私はなぜ、かがみの作品に惹かれたのだろうか。大塚英志は『「おたく」の精神史』の中で、

 鏡味晃は男性の描き手でありながら、明らかに少女まんが的文体を持っていた。しかもそれは絵柄のみにとどまらなかった。鏡味が自分の恋愛体験を断片的にまんが化していたことは先に触れたが、鏡味晃は男性の側の一人称から「内面」を描こうとしていた点で特異だった。

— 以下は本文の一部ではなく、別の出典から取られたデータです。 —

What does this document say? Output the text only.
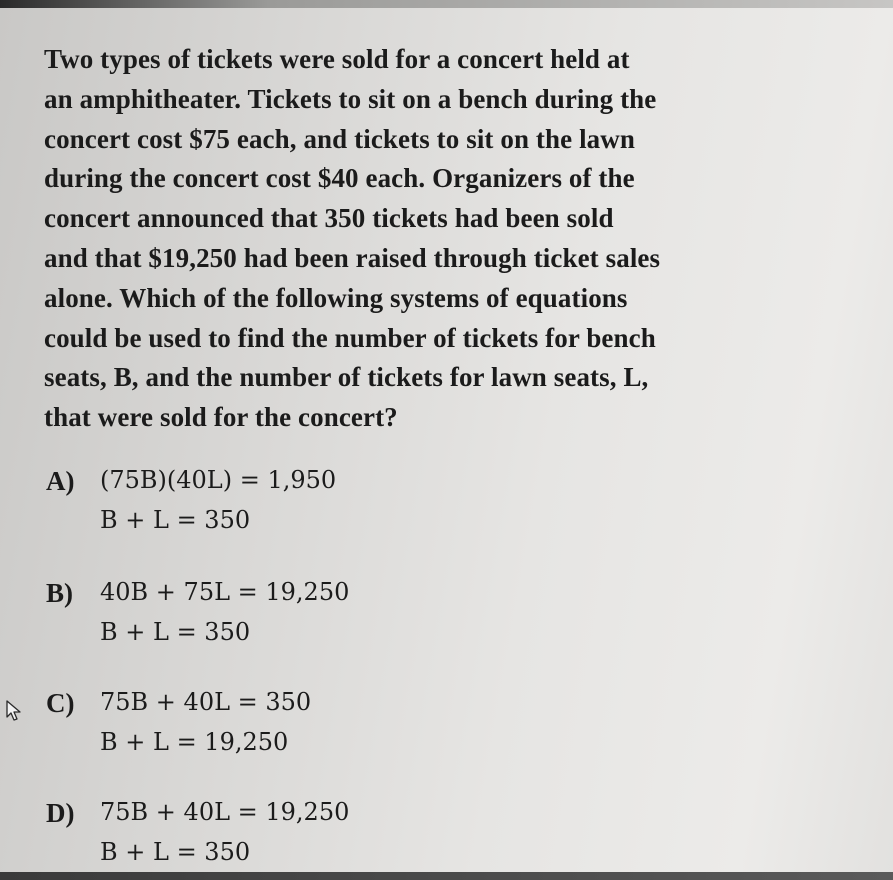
Two types of tickets were sold for a concert held at
an amphitheater. Tickets to sit on a bench during the
concert cost $75 each, and tickets to sit on the lawn
during the concert cost $40 each. Organizers of the
concert announced that 350 tickets had been sold
and that $19,250 had been raised through ticket sales
alone. Which of the following systems of equations
could be used to find the number of tickets for bench
seats, B, and the number of tickets for lawn seats, L,
that were sold for the concert?
A) (75B)(40L) = 1,950
B + L = 350
B) 40B + 75L = 19,250
B + L = 350
C) 75B + 40L = 350
B + L = 19,250
D) 75B + 40L = 19,250
B + L = 350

と述べている。ここで大塚が念頭に置いているのは、同じかがみ作品でも自伝的・エッセイ的要素の強い『ワインカラー物語』であるのは明らかだ。『サマースキャンダル』はもっと少年漫画のテイストに近いし、大塚は別の場所でもこうした傾向の作品について「これは『ワインカラー物語』の頃にぼくが感じていた、かがみあきらの可能性とはやはり違う」と語っている。

しかし、それでも、私は無意識のうちにかがみの「少女まんが的文体」を嗅ぎつけ、それに共鳴していたのかもしれない。実際、私は大学時代にかがみの愛読していた昭和50年代の乙女ちっく少女漫画にのめり込むことになる。

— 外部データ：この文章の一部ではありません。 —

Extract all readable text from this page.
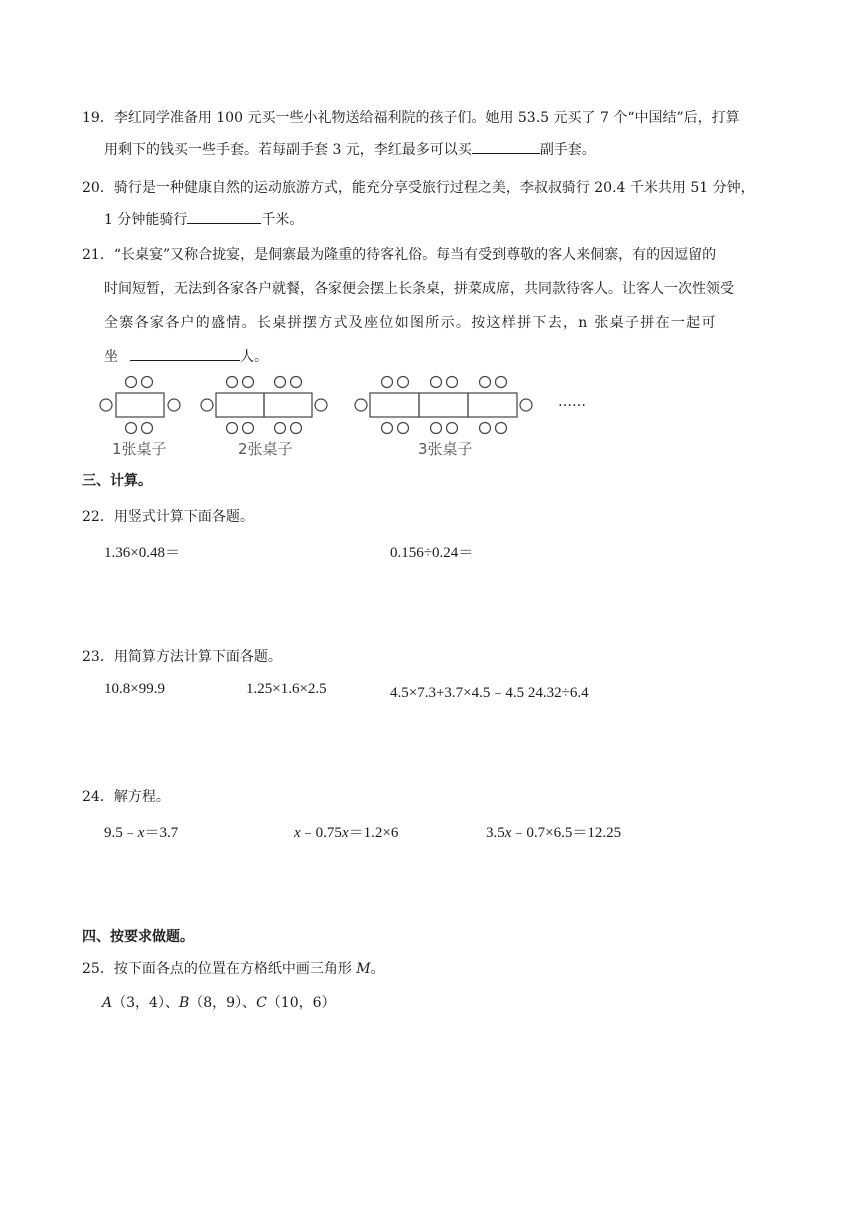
19．李红同学准备用 100 元买一些小礼物送给福利院的孩子们。她用 53.5 元买了 7 个“中国结”后，打算
用剩下的钱买一些手套。若每副手套 3 元，李红最多可以买	副手套。
20．骑行是一种健康自然的运动旅游方式，能充分享受旅行过程之美，李叔叔骑行 20.4 千米共用 51 分钟，
1 分钟能骑行	千米。
21．“长桌宴”又称合拢宴，是侗寨最为隆重的待客礼俗。每当有受到尊敬的客人来侗寨，有的因逗留的
时间短暂，无法到各家各户就餐，各家便会摆上长条桌，拼菜成席，共同款待客人。让客人一次性领受
全寨各家各户的盛情。长桌拼摆方式及座位如图所示。按这样拼下去，n 张桌子拼在一起可
坐	人。
……
1张桌子	2张桌子	3张桌子
三、计算。
22．用竖式计算下面各题。
1.36×0.48＝	0.156÷0.24＝
23．用简算方法计算下面各题。
10.8×99.9	1.25×1.6×2.5	4.5×7.3+3.7×4.5﹣4.5 24.32÷6.4
24．解方程。
9.5﹣x＝3.7	x﹣0.75x＝1.2×6	3.5x﹣0.7×6.5＝12.25
四、按要求做题。
25．按下面各点的位置在方格纸中画三角形 M。
A（3，4）、B（8，9）、C（10，6）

それから、これはあまり言われていない気がするのだが、かがみ作品の登場人物は総じてオシャレである。学校の制服か、キャラを立たせるためあえて同一の衣装を着せている場合を除くと、彼らは小まめに着替えていて、しかも結構キマっている。いま読み返しても古さを感じさせない。これもアイビー漫画と呼ばれた陸奥A子などの影響であろう。

だが何より私の思い入れを強めたのは、作品の内容というより、かがみあきらという漫画家の立ち位置であったのかもしれない。中学に入ったばかりの私の周囲には、かがみの名前を知っている者など誰もいなかった。しかも作品が掲載されていたのは、ジャンプでもコロコロでもなくマイナーな雑誌だった。それだけに、かがみは大手メディアの仕掛けによってではなく自分で見つけた、自分だけの漫画家なのだという思いがあった。多かれ少なかれマイナーポエットの愛読者に共通する心性であり、いま風に言えば中二病的な部分もあったのだろう。

もっともそんなことを考えていられたのも私がもの知らずの中学生だったからで、当時すでに具眼の士にとってかがみの才能は疑いようのないものになっていた。小学館の雑誌にも作品を発表し(集英社の『ぶ~け』からも声がかかっていたという)、劇場版マクロスにもメカニックデザイン協力として名前がクレジットされていた(スタッフロールでは庵野秀明より先に名前が出る!)。あの富野由悠季も、結局実現しなかったものの新作のメカデザインを依頼していたくらいである。『ワンダートレック』掲載の年譜には「倍々ゲームのように仕事量が増大」とある。